Why Restaurant Lighting Matters in 2019

By chuck

Instagram. Social media. Is your restaurant fully optimized to enable your customers to show how much they love your food, restaurant, concept and staff? If your goal is to build a base of loyal, repeat customers, you want to do everything possible to encourage fans of your business to tell their friends and family and world about your restaurant. The best form of publicity has long been word-of-mouth recommendations. These days, sharing photos on social media platforms is the best form of organic, word-of-mouth advertising.

Is your restaurant’s physical space optimized for customers taking photos? Is your restaurant adequately lighted, or, is it dark to create some kind of “mood”? Are your windows open to outside during the day or are the windows shuttered or blacked out entirely? Are your tables, place settings, and dinnerware conducive to people taking pictures?

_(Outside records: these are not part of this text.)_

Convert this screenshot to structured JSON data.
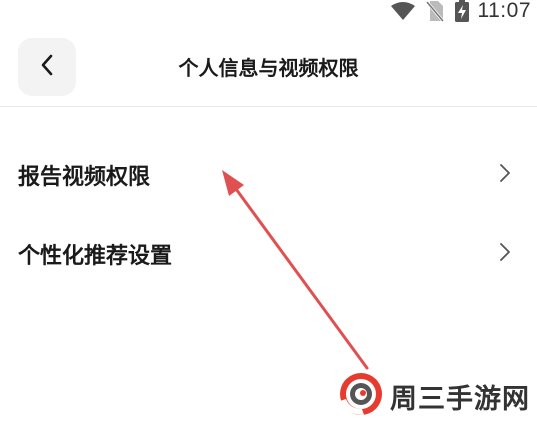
{
  "status_bar": {
    "time": "11:07",
    "icons": [
      "wifi-icon",
      "no-sim-icon",
      "battery-charging-icon"
    ]
  },
  "header": {
    "back_icon": "chevron-left-icon",
    "title": "个人信息与视频权限"
  },
  "settings": {
    "items": [
      {
        "label": "报告视频权限",
        "icon": "chevron-right-icon"
      },
      {
        "label": "个性化推荐设置",
        "icon": "chevron-right-icon"
      }
    ]
  },
  "annotation": {
    "color": "#e05050",
    "points_to": "报告视频权限"
  },
  "watermark": {
    "text": "周三手游网",
    "logo_colors": [
      "#e63b2e",
      "#555555"
    ]
  }
}
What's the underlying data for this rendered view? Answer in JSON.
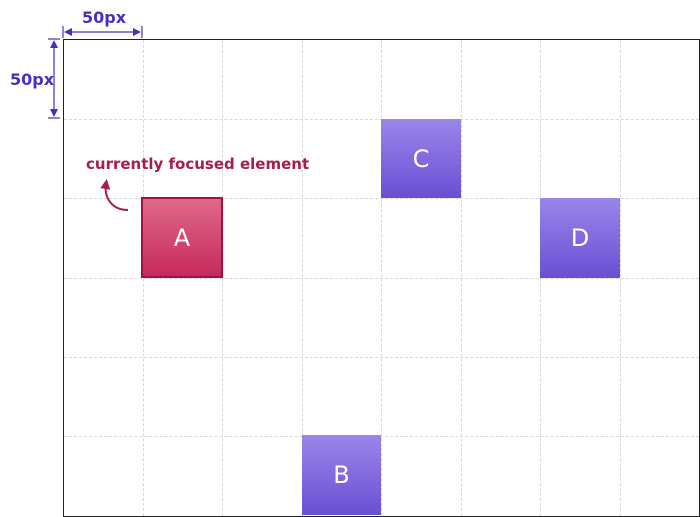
{
  "measurements": {
    "horizontal_label": "50px",
    "vertical_label": "50px"
  },
  "annotation": {
    "text": "currently focused element"
  },
  "boxes": {
    "a": {
      "label": "A"
    },
    "b": {
      "label": "B"
    },
    "c": {
      "label": "C"
    },
    "d": {
      "label": "D"
    }
  },
  "colors": {
    "focused_box": "#c62a5a",
    "element_box": "#7b62dd",
    "measurement": "#4a2ec2",
    "annotation": "#a61e4d",
    "grid_line": "#d9d9d9"
  }
}
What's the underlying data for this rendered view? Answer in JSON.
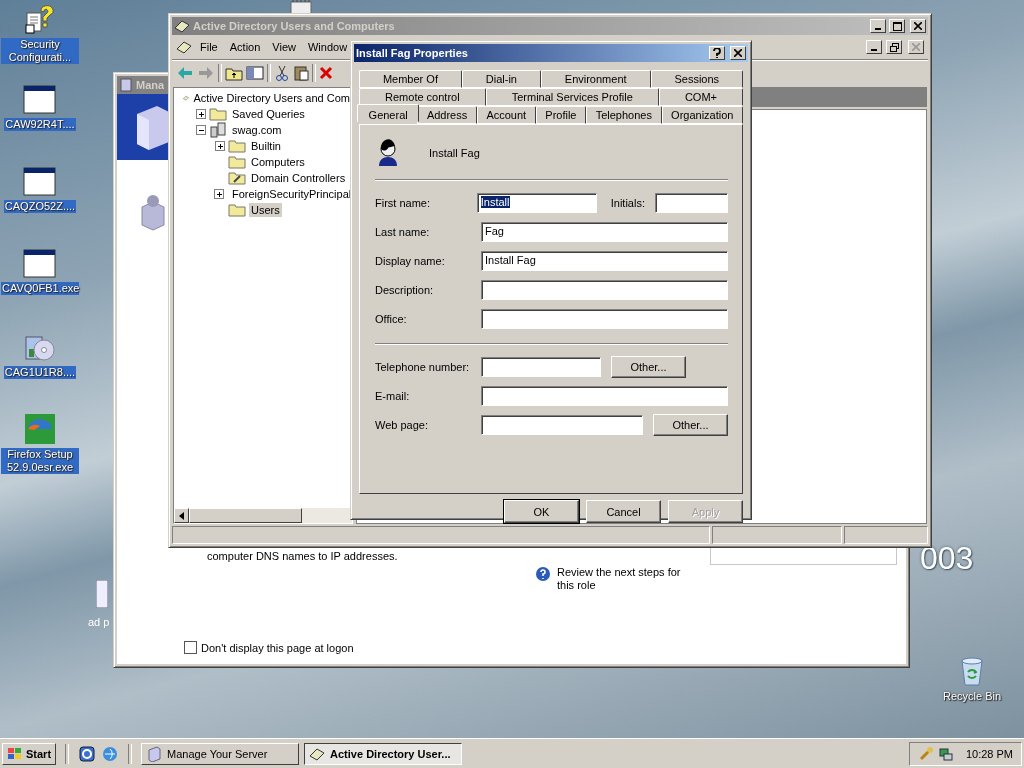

You are probably familiar with restaurants which have their windows blacked out and ones with no outdoor windows at all. Of course, a restaurant might be located inside a bigger building, like a mall, so outside lighting via windows isn’t available. For many years, restaurants blocked outside light to create a mood in the restaurant. But in this era, if you have windows and daylight hours, it’s important to put that natural light to work for you.

Falafel Platter, Meriwether Cafe, Leavenworth, Kansas. Photo by author.

Lighting inside your restaurant is critical too. While it’s expensive to remodel and install the latest lighting fixtures and systems, if you are remodeling, make sure you are keeping social media sharing in mind.

It’s not necessary to have bright lighting, as most cell phone cameras can take awesome pics without a flash and even in low light. But don’t make things darker (unless you have the romantic dinner thing going).

Lunch Buffet platter, Blue Nile Cafe, Kansas City, Missouri. Photo by author.

Social media friendly lighting in restaurants is also about colors, textures, patterns, and materials. Do the colors in your restaurant photograph well with your food, the plates, the table surfaces and backgrounds? Are the colors and decor presenting your concept in a photogenic way? Does the restaurant have interesting characteristics that people will find worth sharing on social media? Interesting pictures? Old signs? Traditional cultural objects?

Does your restaurant’s tables have interesting colors and textures that photograph well with your food? This may seem like a silly detail, but word-of-mouth sharing on social media is trusted more by potential diners than advertising or Yelp reviews. People trust what their friends and family are excited about. You want to cultivate fans, who become frequent diners, not somebody just trying your restaurant out one time for some cheap deal.

And have fun! Take your own pictures and share them!